Over 40 killed as passenger trains collide in Iran

Local television broadcast images of a huge column of black smoke and flames shooting into the sky from coaches with their windows shattered, as firefighters battled the blaze and rescue workers searched for victims.

 A handout picture released on November 25, 2016 by the Iranian Tasnim news agency shows damaged trains following an accident in the Semnan province, some 250 kms east of the Iranian capital Tehran.
TRT World and Agencies

A handout picture released on November 25, 2016 by the Iranian Tasnim news agency shows damaged trains following an accident in the Semnan province, some 250 kms east of the Iranian capital Tehran.

At least 44 people were killed when two passenger trains collided and caught fire in northern Iran on Friday, officials said.
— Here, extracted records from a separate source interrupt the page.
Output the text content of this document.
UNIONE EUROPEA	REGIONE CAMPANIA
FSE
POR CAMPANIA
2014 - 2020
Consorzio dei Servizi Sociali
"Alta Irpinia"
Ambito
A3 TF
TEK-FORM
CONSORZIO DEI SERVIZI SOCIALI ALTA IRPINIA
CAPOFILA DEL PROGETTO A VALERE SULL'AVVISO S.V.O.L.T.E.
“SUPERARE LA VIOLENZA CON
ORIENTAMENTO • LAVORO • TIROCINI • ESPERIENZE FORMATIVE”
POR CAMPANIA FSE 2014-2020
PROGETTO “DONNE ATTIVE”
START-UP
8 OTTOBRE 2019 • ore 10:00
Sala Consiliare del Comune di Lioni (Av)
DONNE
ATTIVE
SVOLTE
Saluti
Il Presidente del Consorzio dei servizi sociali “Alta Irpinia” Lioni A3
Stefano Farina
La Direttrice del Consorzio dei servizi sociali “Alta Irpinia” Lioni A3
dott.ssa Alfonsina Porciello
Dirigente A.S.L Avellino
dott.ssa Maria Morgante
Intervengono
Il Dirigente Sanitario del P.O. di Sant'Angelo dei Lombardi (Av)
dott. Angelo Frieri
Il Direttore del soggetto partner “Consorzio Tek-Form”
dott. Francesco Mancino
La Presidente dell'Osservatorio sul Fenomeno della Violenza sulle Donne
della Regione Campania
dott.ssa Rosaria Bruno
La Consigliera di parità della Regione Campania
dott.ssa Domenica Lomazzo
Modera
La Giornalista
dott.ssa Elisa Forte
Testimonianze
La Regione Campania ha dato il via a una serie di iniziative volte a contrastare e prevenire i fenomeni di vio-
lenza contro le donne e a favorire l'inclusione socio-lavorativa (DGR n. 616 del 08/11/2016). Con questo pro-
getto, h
Mohammad Reza Khabbaz, governor of northern Semnan province, told Iranian television it appeared that a train entering the Haft-Khan station on the outskirts of Shahroud ploughed into another that had broken down there.

"The initial investigation suggests that a mechanical failure, possibly caused by cold weather, forced the express train, operating between the cities of Tabriz and Mashhad, to stop (at Haft-Khan)," Khabbaz said.

The accident is described as one of the country's worst train disasters,

Hossein Kulivand, head of Iran's emergency services, said late on Friday 44 people were killed and 82 hospitalised, of whom 17 were treated for light injuries and released.

Television broadcast images of a huge column of black smoke and flames shooting into the sky from coaches with their windows shattered, as firefighters battled the blaze and rescue workers searched for victims.

"I was sleeping when the crash happened. I thought it was an air strike ... When I opened my eyes, there was blood everywhere," a hospitalised passenger told state television.

Tabriz state governor Rahim Shohratifar told a local news agency that the moving train had 400 passengers. It was not clear how many passengers were on the stationary train.

TRT World and Agencies

An aerial view of the accident site. Source: AFP via Iranian Tasnim news agency.

The province's Red Crescent director, Hassan Shokrollahi, said the remote location of the crash site, between Semnan and Damghan, the next major town, had complicated rescue efforts.

"Due to the difficulty of access, only our helicopter has managed to reach the scene," he said.

The injured were airlifted to hospitals in Semnan and Damghan.

The Tehran-to-Mashhad line was briefly closed to allow an investigation into the cause of the crash, said Sadegh Sokri, spokesman for Iran's railways.

President Hassan Rouhani called for "all technical, administrative and preventive measures to be taken to prevent the recurrence of such an accident".

In the country's deadliest rail disaster, 328 people were killed when a train transporting sulphur, petrol and fertilisers exploded in northern Iran on February 18, 2004.